Having hopefully convinced the reader about the perils of prototyping too early, I hope to impress upon the reader that finding ways to develop very small “toy” versions of their prototypes can be very effective. I first learned about this practice from coworkers at CockroachDB, who are some of the best programmers I’ve ever met. When undertaking large modifications to the database, the team would first spend serious time developing and evaluating toy implementations of the proposed features. These include a toy cost-based optimizer and a toy vectorized execution engine. As expected, these explorations were extremely useful for the engineers to 1) show that the proposed ideas could lead to potential benefits, and 2) quickly iterate without considering all of the other layers within CockroachDB.
Since I’ve started my PhD, I’ve used the “prototyping the prototype” approach several times across different research projects. This process can look very different for different kinds of projects:
For the DISTAL project (and other DSL compilation-style projects), I spend a lot of time developing by hand the code I want my compiler to generate.

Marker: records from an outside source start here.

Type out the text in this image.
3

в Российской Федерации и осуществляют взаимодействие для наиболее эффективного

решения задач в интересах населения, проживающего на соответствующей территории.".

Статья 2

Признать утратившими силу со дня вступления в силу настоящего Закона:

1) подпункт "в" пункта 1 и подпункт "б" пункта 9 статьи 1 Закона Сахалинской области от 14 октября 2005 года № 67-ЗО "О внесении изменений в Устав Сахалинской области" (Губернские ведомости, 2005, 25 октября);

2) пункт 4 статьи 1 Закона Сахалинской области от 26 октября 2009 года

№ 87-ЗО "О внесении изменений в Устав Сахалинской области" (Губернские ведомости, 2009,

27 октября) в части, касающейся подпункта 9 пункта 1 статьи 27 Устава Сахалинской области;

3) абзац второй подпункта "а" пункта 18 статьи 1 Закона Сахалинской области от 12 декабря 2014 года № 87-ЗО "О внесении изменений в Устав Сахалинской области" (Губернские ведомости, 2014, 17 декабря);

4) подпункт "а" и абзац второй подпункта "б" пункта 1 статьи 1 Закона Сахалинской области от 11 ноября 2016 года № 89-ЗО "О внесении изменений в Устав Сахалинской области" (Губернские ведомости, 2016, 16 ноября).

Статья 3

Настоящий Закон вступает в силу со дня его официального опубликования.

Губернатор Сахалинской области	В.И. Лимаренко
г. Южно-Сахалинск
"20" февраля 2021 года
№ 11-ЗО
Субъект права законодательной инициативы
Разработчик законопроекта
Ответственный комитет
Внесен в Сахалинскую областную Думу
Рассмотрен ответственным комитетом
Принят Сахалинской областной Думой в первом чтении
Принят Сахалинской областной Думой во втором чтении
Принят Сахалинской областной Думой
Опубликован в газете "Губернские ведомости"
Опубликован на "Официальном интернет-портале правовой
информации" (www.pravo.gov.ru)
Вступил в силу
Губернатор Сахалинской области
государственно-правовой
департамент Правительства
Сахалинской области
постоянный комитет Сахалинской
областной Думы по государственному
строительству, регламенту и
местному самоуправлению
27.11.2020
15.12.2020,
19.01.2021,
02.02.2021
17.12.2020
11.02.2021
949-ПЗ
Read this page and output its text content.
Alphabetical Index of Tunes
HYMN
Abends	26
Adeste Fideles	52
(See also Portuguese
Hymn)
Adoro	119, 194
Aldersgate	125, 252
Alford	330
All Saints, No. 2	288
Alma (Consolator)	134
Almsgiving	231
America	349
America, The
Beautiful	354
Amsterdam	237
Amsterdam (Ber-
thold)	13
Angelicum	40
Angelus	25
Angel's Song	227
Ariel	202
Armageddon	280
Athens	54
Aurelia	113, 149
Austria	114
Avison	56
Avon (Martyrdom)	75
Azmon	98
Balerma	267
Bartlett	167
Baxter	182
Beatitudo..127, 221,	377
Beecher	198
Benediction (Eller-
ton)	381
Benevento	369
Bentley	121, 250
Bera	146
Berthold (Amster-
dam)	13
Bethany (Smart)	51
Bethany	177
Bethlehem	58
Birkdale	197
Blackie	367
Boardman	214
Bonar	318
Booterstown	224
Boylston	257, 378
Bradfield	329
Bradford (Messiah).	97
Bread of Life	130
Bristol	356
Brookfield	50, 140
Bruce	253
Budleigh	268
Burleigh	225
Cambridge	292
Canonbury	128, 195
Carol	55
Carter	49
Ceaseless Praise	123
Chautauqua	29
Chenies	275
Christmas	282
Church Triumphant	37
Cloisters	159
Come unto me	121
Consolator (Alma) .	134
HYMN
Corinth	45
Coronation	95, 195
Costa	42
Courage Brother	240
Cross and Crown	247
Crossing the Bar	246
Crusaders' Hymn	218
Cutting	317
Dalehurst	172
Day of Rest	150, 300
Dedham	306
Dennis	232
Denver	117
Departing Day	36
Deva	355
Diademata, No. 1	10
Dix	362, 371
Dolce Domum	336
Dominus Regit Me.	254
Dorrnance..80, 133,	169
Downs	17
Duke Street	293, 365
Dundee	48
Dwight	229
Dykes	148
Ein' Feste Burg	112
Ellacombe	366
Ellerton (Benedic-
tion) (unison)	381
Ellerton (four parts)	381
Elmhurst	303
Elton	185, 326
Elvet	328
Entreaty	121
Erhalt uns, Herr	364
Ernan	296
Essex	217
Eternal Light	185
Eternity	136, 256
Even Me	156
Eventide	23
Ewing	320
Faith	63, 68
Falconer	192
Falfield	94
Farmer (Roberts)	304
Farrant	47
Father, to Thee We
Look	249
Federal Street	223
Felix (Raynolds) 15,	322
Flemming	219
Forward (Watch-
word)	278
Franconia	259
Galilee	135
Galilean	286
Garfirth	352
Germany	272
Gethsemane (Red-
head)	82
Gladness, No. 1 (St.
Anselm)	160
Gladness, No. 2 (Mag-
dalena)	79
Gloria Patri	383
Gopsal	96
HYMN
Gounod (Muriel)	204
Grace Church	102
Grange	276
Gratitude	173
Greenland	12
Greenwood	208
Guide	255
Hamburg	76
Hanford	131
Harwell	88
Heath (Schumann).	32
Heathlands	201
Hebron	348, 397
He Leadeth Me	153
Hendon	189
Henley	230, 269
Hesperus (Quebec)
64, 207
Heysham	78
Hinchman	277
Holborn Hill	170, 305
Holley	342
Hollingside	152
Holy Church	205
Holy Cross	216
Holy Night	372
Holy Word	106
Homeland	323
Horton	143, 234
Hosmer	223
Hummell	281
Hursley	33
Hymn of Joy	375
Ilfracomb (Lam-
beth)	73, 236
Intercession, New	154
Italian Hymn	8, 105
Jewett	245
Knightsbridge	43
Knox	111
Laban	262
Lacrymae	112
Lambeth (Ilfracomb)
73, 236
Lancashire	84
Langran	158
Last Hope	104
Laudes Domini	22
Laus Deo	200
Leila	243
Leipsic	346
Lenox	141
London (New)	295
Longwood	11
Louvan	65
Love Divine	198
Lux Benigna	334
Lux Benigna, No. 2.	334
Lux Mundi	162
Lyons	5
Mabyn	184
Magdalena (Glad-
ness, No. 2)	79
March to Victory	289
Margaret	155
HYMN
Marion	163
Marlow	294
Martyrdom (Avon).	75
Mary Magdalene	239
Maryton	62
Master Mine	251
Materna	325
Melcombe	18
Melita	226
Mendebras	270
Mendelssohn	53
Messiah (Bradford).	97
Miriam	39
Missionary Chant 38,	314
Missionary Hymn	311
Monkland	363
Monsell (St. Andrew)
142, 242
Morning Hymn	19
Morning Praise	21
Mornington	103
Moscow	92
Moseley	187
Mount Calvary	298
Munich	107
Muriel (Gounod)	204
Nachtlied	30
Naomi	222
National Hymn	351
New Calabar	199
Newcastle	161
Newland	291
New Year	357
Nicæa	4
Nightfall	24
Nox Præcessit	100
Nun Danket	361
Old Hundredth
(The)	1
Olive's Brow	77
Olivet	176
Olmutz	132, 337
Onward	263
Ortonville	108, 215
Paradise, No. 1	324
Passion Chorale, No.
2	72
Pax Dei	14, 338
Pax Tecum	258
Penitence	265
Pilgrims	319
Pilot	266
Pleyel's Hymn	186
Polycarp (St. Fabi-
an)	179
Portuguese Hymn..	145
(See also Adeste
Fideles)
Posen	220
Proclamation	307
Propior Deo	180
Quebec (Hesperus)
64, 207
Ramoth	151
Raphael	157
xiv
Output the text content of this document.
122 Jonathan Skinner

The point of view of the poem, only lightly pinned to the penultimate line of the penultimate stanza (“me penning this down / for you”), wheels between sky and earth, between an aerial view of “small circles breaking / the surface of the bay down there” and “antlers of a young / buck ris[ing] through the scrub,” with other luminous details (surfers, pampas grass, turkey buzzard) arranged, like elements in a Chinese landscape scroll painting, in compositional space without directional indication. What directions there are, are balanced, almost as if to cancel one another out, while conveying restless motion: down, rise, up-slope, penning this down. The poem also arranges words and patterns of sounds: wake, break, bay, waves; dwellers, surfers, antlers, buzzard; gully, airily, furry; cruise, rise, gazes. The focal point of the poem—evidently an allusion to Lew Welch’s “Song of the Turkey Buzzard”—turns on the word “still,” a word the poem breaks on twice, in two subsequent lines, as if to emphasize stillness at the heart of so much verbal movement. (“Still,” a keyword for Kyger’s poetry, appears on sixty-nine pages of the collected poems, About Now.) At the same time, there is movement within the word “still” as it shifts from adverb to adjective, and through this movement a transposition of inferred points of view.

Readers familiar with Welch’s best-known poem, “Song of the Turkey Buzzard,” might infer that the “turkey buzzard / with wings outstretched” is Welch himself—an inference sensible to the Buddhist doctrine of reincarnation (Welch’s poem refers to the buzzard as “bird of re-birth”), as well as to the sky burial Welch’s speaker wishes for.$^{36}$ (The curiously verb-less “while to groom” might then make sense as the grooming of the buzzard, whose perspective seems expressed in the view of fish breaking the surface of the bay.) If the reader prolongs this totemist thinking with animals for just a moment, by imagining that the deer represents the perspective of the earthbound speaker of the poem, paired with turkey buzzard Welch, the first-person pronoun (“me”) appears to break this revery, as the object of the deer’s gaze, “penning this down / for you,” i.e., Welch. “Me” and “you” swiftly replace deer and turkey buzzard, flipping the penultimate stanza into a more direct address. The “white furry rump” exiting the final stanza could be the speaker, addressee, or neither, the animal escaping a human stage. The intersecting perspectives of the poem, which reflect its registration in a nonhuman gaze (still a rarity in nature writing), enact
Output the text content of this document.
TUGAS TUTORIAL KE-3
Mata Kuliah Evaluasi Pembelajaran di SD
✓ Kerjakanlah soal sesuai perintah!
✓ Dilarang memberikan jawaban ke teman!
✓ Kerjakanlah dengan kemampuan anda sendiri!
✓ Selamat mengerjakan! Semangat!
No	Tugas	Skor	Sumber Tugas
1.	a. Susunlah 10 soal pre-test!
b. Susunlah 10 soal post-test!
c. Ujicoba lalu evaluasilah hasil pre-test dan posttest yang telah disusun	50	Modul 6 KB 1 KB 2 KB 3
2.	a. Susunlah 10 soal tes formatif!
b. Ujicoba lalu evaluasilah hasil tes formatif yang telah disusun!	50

This process helps to validate that the envisioned compiler can actually generate the fast code desired!
For an under submission project that uses MLIR to fuse computations inside the Legate framework, I wrote a small toy implementation of the Legate runtime to embed the MLIR compiler within. Doing so, I was able to confirm that within the final software ecosystem my research prototype would be built, MLIR was indeed able to perform the loop fusion and parallelization optimizations I was relying on it to perform.
Finally, a current research project I am working on aims to automatically detect when the dynamic tracing optimization can be applied in Legion programs. Rather than directly implementing my proposed algorithms inside the Legion runtime, I’m developing a simulator that consumes logs of Legion programs and runs different trace detection algorithms on those logs. This simulator lets me quickly test out these algorithms without actually running potentially expensive programs and lets me rapidly iterate on the algorithms used. I’ve already bounced between more than 5 strategies in the last few weeks!
If the reader clicked through the links to these prototype prototypes I’ve mentioned, they would find that the code is quick messy — I think that is fine! These early prototypes are not meant to turn into lasting implementations. They are only there to allow for quick iteration and de-risking. These prototypes give a researcher the necessary freedom to do it wrong several times before getting it right.
At this point, I hope that I’ve convinced the reader of the value in prototyping prototypes. It’s not always possible for every project to perform the extraction and minimization that I have described here. However, if it is possible, or it is even possible to spend some cycles thinking about how it might be done, I think that the benefits greatly outweigh the costs.